Davao Fruits Corporation v. Associated Labor Unions
REITERATIONFacts
1. The Antecedents: The underlying dispute concerns the computation of the thirteenth-month pay for rank-and-file employees of Davao Fruits Corporation. The Associated Labor Unions (ALU), representing the employees, filed a complaint seeking the thirteenth-month pay differential for 1982. The union argued that the company had, since 1975, consistently included payments for sick, vacation, and maternity leaves, premiums for work on rest days and special holidays, and pay for regular holidays in its thirteenth-month pay computation. However, in 1982, the company allegedly excluded these items, contrary to established practice. 2. Procedural History: The complaint was initially filed with the Ministry of Labor and Employment, Regional Arbitration Branch XI, Davao City.
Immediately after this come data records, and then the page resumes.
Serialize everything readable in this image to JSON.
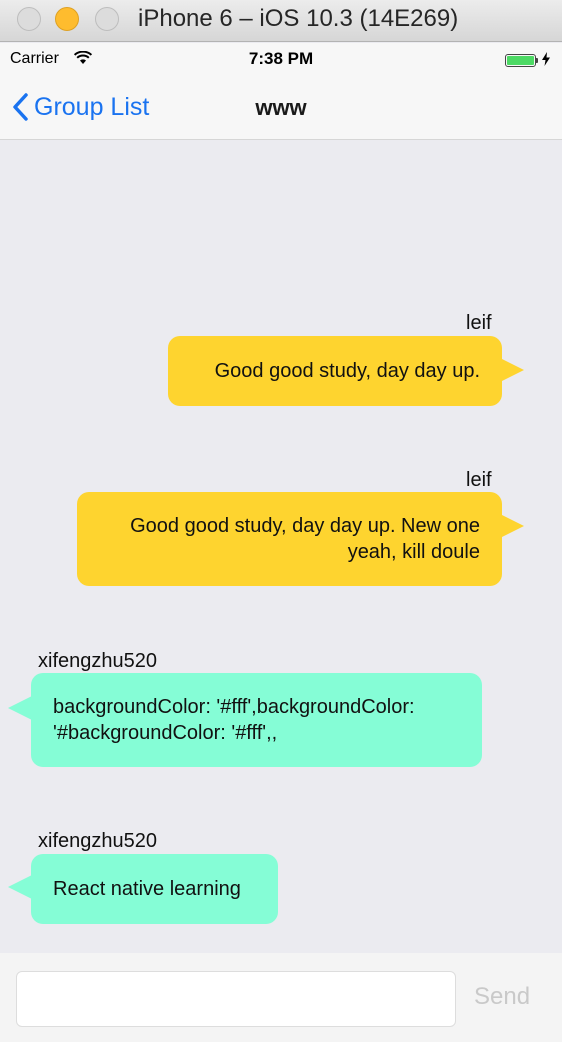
{
  "window": {
    "title": "iPhone 6 – iOS 10.3 (14E269)"
  },
  "status_bar": {
    "carrier": "Carrier",
    "time": "7:38 PM",
    "battery_level": 1.0,
    "battery_color": "#4cd964"
  },
  "nav": {
    "back_label": "Group List",
    "title": "www",
    "accent_color": "#1a73f0"
  },
  "messages": [
    {
      "user": "leif",
      "side": "right",
      "lines": [
        "Good good study, day day up."
      ],
      "color": "#fed42f"
    },
    {
      "user": "leif",
      "side": "right",
      "lines": [
        "Good good study, day day up. New one",
        "yeah, kill doule"
      ],
      "color": "#fed42f"
    },
    {
      "user": "xifengzhu520",
      "side": "left",
      "lines": [
        "backgroundColor: '#fff',backgroundColor:",
        "'#backgroundColor: '#fff',,"
      ],
      "color": "#85fdd6"
    },
    {
      "user": "xifengzhu520",
      "side": "left",
      "lines": [
        "React native learning"
      ],
      "color": "#85fdd6"
    }
  ],
  "composer": {
    "value": "",
    "placeholder": "",
    "send_label": "Send"
  }
}
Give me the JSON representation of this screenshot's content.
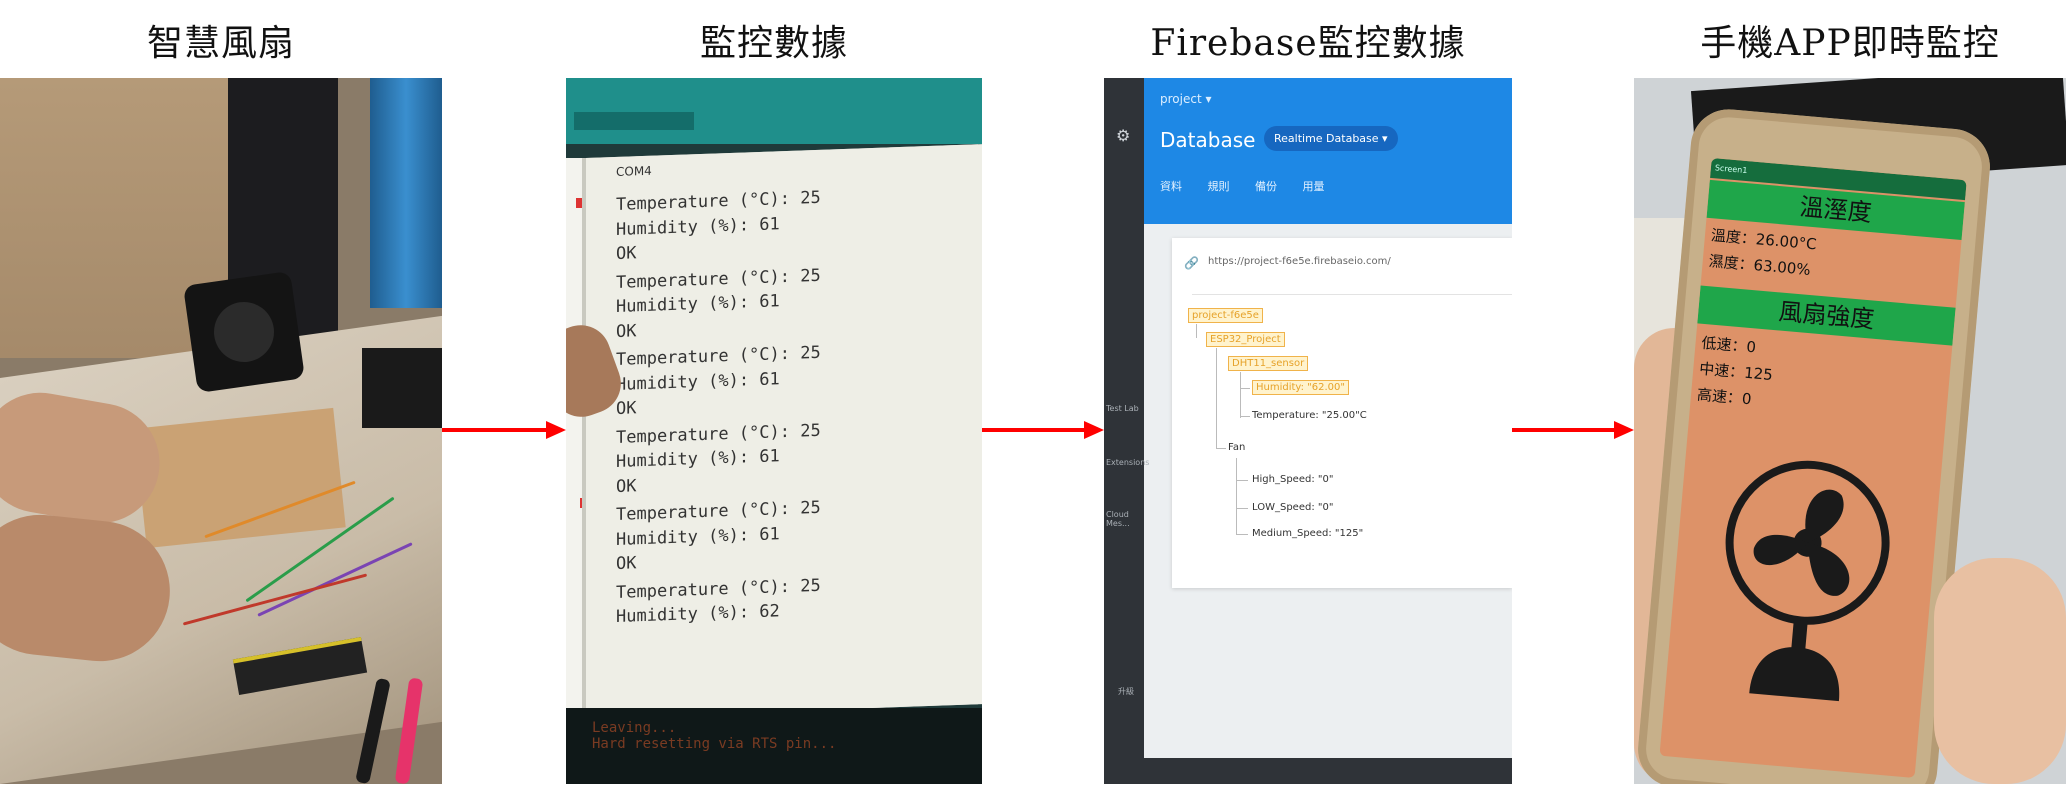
{
  "titles": {
    "p1": "智慧風扇",
    "p2": "監控數據",
    "p3": "Firebase監控數據",
    "p4": "手機APP即時監控"
  },
  "serial": {
    "window_title": "COM4",
    "lines": [
      "Temperature (°C): 25",
      "Humidity (%): 61",
      "OK",
      "Temperature (°C): 25",
      "Humidity (%): 61",
      "OK",
      "Temperature (°C): 25",
      "Humidity (%): 61",
      "OK",
      "Temperature (°C): 25",
      "Humidity (%): 61",
      "OK",
      "Temperature (°C): 25",
      "Humidity (%): 61",
      "OK",
      "Temperature (°C): 25",
      "Humidity (%): 62"
    ],
    "bottom_text": "Leaving...\nHard resetting via RTS pin..."
  },
  "firebase": {
    "project_label": "project ▾",
    "title": "Database",
    "db_selector": "Realtime Database ▾",
    "tabs": [
      "資料",
      "規則",
      "備份",
      "用量"
    ],
    "url": "https://project-f6e5e.firebaseio.com/",
    "side_labels": [
      "Test Lab",
      "Extensions",
      "Cloud Mes...",
      "升級"
    ],
    "tree": {
      "root": "project-f6e5e",
      "project": "ESP32_Project",
      "sensor": "DHT11_sensor",
      "humidity": "Humidity: \"62.00\"",
      "temperature": "Temperature: \"25.00\"C",
      "fan": "Fan",
      "high": "High_Speed: \"0\"",
      "low": "LOW_Speed: \"0\"",
      "medium": "Medium_Speed: \"125\""
    }
  },
  "app": {
    "status_bar": "Screen1",
    "header1": "溫溼度",
    "temp": "溫度：26.00°C",
    "humid": "濕度：63.00%",
    "header2": "風扇強度",
    "low": "低速：0",
    "mid": "中速：125",
    "high": "高速：0"
  },
  "colors": {
    "arrow": "#ff0000",
    "firebase_blue": "#1e88e5",
    "app_green": "#1fa64a",
    "app_bg": "#dd9268",
    "highlight": "#e6a22a"
  }
}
Labor Arbiter Pedro C. Ramos rendered a decision on March 7, 1984, ordering the company to pay the 1982 thirteenth-month pay differential. Davao Fruits Corporation appealed this decision to the National Labor Relations Commission (NLRC). The NLRC affirmed the Labor Arbiter's decision and dismissed the company's appeal for lack of merit. 3. The Petition: Davao Fruits Corporation filed a petition for review with the Supreme Court, which was treated as a special civil action for certiorari under Rule 65 of the Revised Rules of Court. The company argued that it had erroneously included certain items in the thirteenth-month pay computation in prior years due to a doubtful question of law, which it claimed to have discovered after the Supreme Court's decision in San Miguel Corporation v. Inciong. The core issue presented to the Court was whether payments for sick, vacation, and maternity leaves, premiums for work on rest days and special holidays, and pay for regular holidays could be excluded from the thirteenth-month pay computation, irrespective of long-standing company practice, under Presidential Decree No. 851 and its implementing rules.
Issue(s)
Whether payments for sick, vacation and maternity leaves, premiums for work done on rest days and special holidays, and pay for regular holidays may be excluded in the computation of the thirteenth month pay under P.D. No. 851, considering the long-standing company practice of including these payments. Whether the principle of solutio indebiti is applicable in this labor dispute, specifically concerning the employer's attempt to rectify past inclusion of certain items in the thirteenth-month pay calculation.
Ruling
The petition is dismissed, and the questioned decision of the NLRC is affirmed.
Ratio Decidendi
On the exclusion of certain payments from the thirteenth month pay: The Court held that Presidential Decree No. 851 mandates the payment of a thirteenth-month pay, computed based on the "basic salary." The "basic salary" is defined as "all remunerations or earnings paid by an employer to an employee for services rendered" but excludes cost of living allowances, profit-sharing payments, and "all allowances and monetary benefits which are not considered or integrated as part of the regular or basic salary of the employee at the time of the promulgation of the Decree on December 16, 1975." Supplementary rules clarify that overtime pay and other remunerations not part of the basic salary are excluded. Therefore, payments for sick, vacation and maternity leaves, premiums for work done on rest days and special holidays, and pay for regular holidays are explicitly excluded from the "basic salary." However, the Court emphasized that the petitioner's consistent inclusion of these items from 1975 to 1981 established a company practice favorable to the employees. This practice, voluntarily and continuously observed, ripened into a benefit that could not be reduced, diminished, discontinued, or eliminated by the employer, pursuant to Section 10 of the Rules and Regulations Implementing P.D. No. 851 and Article 100 of the Labor Code of the Philippines. On the applicability of solutio indebiti: The Court ruled that the principle of solutio indebiti, a civil law concept, is not applicable in labor law. Furthermore, even under its civil law definition, solutio indebiti requires the obligee to return what was received. In this case, the petitioner was not seeking the return of payments made from 1975 to 1981 but rather wanted to "rectify" its past error by excluding certain items from the 1982 thirteenth-month pay. Therefore, the principle of solutio indebiti was deemed inapplicable to the instant case.
Main Doctrine
Payments for sick, vacation and maternity leaves, premiums for work done on rest days and special holidays, and pay for regular holidays, are excluded in the computation of the thirteenth month pay, as they are not part of the 'basic salary' as defined by Presidential Decree No. 851 and its implementing rules. However, a long-standing company practice of including these items, established unilaterally and voluntarily by the employer, ripens into a benefit that cannot be diminished or eliminated.